Canada : le véritable test du règlement 2026
Le circuit de Miami n’était pas l’endroit idéal pour évaluer les failles du règlement 2026, car il se prête relativement bien à la gestion énergétique. En revanche, le Circuit Gilles-Villeneuve de Montréal s’annonce impitoyable.
Avec ses longues lignes droites et notamment le tronçon mythique entre l’épingle et le virage 1, séparé uniquement par la chicane finale, Montréal offre peu d’opportunités de recharge. Les zones de freinage sont rares, et les besoins en déploiement électrique, constants. Pour la première fois en 2026, le Canada accueillera également le format sprint, ajoutant une session supplémentaire qui mettra encore davantage à l’épreuve la gestion énergétique.
Comme le souligne l’analyse technique : là où Miami pouvait encore masquer les défauts, Montréal les exposera sans pitié. Les pilotes devront choisir à chaque tour où déployer leur précieuse énergie : défendre, attaquer, ou simplement boucler un tour propre sans se retrouver à court.
L’impasse politique : une solution improbable avant 2028 ?
Le véritable problème réside peut-être moins dans la technique que dans la politique. Les solutions envisagées — augmenter le débit de carburant, agrandir les batteries, revoir la taille des réservoirs — nécessiteraient des modifications matérielles profondes des unités de puissance. Or, les conceptions des moteurs sont désormais largement figées après homologation, avec seulement des ajustements de fiabilité ou d’économie autorisés.

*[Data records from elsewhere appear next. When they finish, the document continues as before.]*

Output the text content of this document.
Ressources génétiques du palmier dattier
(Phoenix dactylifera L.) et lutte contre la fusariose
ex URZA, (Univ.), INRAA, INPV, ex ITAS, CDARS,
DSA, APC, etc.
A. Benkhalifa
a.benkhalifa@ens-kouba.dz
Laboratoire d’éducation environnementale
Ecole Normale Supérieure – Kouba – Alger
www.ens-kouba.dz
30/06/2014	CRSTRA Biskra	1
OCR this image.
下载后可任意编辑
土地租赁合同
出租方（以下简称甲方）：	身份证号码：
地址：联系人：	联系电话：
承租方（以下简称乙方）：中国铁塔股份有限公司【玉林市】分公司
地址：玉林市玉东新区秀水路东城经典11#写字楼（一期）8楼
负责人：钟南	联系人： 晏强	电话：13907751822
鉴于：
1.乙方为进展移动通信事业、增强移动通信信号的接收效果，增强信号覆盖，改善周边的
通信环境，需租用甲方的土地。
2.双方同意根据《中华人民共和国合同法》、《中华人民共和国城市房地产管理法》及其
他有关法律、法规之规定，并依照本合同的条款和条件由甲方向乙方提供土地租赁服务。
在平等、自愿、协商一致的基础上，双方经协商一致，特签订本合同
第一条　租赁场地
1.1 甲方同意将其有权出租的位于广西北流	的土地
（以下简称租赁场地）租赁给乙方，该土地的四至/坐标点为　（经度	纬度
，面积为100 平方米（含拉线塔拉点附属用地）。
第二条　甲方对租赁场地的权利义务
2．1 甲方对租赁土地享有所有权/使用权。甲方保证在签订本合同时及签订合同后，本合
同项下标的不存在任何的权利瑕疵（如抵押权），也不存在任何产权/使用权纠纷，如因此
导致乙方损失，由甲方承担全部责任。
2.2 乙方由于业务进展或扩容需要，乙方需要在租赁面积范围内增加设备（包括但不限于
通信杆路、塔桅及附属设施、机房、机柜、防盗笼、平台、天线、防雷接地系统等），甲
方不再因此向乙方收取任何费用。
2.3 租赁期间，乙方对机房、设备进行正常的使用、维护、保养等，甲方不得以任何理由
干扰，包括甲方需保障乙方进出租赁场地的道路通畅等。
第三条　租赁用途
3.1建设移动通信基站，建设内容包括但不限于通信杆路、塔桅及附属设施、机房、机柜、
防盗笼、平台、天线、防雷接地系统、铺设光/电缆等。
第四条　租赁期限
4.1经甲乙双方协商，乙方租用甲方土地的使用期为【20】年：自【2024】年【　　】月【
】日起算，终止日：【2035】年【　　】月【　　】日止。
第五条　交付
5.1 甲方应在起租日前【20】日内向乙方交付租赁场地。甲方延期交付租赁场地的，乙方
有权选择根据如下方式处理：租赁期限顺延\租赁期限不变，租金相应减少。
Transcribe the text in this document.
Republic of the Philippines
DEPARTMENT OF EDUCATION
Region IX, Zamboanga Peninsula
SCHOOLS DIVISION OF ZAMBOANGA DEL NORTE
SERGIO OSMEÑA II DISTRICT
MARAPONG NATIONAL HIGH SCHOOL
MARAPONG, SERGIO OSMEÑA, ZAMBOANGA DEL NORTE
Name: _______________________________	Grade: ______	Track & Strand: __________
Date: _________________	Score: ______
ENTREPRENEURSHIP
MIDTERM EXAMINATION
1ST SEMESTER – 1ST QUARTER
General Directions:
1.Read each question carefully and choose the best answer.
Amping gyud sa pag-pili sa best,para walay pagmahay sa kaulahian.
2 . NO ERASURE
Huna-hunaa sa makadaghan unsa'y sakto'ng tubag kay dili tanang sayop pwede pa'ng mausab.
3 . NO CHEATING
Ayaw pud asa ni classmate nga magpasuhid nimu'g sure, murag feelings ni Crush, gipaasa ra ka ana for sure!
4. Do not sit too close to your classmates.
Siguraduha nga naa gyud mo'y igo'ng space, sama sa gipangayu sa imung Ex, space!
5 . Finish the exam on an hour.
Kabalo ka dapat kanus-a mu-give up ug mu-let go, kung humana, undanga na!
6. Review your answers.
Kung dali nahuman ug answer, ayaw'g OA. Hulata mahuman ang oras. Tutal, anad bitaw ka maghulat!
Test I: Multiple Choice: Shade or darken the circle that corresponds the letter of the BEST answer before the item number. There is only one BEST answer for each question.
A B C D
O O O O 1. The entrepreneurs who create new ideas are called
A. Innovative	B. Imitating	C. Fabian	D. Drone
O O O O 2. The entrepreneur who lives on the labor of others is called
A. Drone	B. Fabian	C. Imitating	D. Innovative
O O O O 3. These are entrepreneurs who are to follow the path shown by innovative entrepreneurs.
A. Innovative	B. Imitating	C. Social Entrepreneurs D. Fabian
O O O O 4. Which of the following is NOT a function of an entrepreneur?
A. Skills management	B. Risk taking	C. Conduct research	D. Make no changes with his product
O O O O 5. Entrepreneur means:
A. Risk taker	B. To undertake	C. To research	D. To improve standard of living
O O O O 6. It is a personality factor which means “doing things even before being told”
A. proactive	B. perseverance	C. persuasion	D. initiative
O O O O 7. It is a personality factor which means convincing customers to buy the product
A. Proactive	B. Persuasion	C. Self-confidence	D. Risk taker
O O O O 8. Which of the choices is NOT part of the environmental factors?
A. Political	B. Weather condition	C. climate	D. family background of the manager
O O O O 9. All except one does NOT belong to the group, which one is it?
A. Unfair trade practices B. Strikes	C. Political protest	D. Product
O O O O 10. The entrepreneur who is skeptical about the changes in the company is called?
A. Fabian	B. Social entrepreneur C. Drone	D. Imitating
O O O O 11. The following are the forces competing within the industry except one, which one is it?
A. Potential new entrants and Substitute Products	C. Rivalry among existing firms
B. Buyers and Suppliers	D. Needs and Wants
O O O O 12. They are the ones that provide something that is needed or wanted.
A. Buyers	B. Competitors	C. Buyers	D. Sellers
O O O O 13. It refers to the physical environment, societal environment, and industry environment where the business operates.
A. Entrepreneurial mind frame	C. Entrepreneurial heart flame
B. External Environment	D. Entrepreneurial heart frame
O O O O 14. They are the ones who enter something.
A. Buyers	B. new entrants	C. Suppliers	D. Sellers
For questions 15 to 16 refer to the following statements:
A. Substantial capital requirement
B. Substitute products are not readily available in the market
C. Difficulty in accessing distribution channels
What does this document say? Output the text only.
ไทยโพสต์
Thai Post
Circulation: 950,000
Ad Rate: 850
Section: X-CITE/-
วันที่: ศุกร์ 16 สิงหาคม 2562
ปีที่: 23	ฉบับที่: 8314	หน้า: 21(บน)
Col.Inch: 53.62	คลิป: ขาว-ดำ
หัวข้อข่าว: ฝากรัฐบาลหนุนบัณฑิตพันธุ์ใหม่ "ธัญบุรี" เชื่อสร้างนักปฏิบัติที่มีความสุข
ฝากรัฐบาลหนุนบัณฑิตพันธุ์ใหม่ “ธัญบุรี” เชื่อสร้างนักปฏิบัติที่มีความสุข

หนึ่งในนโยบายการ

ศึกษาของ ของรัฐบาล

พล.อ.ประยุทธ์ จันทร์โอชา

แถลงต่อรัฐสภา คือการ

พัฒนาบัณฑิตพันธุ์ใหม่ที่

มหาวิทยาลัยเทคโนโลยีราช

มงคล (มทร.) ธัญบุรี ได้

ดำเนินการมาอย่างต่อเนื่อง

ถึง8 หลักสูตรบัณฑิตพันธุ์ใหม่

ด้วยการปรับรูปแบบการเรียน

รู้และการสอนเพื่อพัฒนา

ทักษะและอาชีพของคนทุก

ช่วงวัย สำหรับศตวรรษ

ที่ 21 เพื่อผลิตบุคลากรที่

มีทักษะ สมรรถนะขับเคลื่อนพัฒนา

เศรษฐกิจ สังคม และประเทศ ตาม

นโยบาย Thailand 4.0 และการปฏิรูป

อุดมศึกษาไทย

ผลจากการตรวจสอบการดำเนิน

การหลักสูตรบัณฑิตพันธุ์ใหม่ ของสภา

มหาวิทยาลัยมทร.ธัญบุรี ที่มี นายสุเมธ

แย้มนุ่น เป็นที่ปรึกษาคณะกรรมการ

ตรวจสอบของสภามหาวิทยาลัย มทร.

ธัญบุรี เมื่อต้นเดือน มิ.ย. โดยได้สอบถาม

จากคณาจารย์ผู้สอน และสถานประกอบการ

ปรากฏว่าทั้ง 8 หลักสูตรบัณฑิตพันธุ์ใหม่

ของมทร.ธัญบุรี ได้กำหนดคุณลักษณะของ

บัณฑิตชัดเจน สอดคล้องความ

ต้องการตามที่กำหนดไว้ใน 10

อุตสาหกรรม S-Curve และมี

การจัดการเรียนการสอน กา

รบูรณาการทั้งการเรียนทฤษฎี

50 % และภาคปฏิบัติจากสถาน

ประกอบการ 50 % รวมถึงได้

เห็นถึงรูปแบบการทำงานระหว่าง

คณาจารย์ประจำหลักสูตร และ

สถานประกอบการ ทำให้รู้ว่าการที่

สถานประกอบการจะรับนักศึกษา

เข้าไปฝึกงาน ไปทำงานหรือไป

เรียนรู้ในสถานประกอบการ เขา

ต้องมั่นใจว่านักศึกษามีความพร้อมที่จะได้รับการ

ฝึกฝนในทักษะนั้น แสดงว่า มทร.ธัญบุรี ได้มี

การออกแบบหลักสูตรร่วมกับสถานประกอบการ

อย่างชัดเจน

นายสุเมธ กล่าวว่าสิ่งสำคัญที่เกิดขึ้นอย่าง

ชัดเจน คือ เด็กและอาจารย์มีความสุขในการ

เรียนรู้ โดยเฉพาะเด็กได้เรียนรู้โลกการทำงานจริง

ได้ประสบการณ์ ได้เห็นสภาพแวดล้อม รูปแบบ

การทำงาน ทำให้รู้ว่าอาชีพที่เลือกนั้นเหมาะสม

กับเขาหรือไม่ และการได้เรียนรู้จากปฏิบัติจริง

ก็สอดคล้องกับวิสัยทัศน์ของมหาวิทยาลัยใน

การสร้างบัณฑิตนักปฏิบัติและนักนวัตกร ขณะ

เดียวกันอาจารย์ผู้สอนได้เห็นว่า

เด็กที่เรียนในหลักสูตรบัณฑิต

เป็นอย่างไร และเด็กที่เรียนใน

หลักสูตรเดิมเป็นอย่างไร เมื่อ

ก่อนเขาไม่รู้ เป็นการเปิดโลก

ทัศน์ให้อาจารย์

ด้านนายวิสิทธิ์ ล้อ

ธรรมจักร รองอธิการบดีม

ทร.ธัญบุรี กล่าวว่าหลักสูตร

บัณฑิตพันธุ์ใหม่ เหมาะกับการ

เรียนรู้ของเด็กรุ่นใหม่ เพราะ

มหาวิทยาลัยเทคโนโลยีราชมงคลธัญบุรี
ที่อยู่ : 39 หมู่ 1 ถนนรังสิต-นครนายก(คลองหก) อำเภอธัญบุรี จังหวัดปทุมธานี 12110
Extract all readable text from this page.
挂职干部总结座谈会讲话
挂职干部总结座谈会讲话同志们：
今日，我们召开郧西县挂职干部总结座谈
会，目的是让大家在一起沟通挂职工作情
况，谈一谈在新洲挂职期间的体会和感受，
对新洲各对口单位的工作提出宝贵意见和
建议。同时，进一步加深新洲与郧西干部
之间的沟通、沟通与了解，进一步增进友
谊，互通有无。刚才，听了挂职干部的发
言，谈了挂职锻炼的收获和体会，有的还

Andrea Stella, directeur de McLaren, fait partie des rares à plaider publiquement pour des changements matériels : « Des ajustements matériels sur l’unité de puissance, afin d’améliorer la Formule 1 dans son ensemble, me semblent personnellement nécessaires. Des batteries plus grandes, une augmentation du débit de carburant et des réservoirs plus spacieux sont indispensables. »
Pourtant, comme l’a résumé Carlos Sainz, directeur de la GPDA : « Très peu de choses ont changé. Nous savions que très peu évoluerait. Il faudra attendre plus tard dans la saison, voire l’année prochaine, pour que la FIA et les équipes osent entreprendre des changements plus significatifs. » Et avec des conceptions de moteurs déjà figées pour 2027 et certaines écuries envisageant de reconduire leur châssis, une solution concrète avant 2028 semble illusoire.
Les intérêts divergents entre constructeurs compliquent encore la donne. Chaque fabricant — Mercedes, Ferrari, Honda, Renault, Ford/Red Bull, Audi — possède ses propres forces et faiblesses dans cette architecture 50-50. Modifier les règles avantagerait certains au détriment d’autres, rendant tout consensus extrêmement difficile à atteindre.
Le groupe WhatsApp des pilotes en ébullition
Face à cette impasse, les pilotes s’organisent. Alexander Wurz, président de la GPDA, a révélé que le groupe WhatsApp des pilotes — créé en 2015 ou 2016 — n’avait jamais été aussi actif : « Il explose en ce moment. Je n’ai jamais vu cela aussi intense, honnêtement. Il y circule tant d’émotions, de solutions potentielles, d’idées techniques et de discussions sur la manière de s’assurer que les pilotes soient entendus. »
Un signal fort qui illustre le niveau de frustration au sein du plateau. Sainz a d’ailleurs averti que le processus risquait d’être trop dominé par les équipes : « C’est un problème si l’on n’écoute que les équipes. »La FIA a pourtant déjà reporté la première fenêtre de développement ADUO après le Canada, signe que les discussions sont loin d’être closes.
Le Grand Prix du Canada, prévu du 22 au 24 mai au Circuit Gilles-Villeneuve, s’annonce donc comme bien plus qu’une simple course. Ce sera un véritable banc d’essai pour l’avenir du règlement 2026 — et la réponse que la FIA et les équipes apporteront à des pilotes qui, eux, ont déjà rendu leur verdict.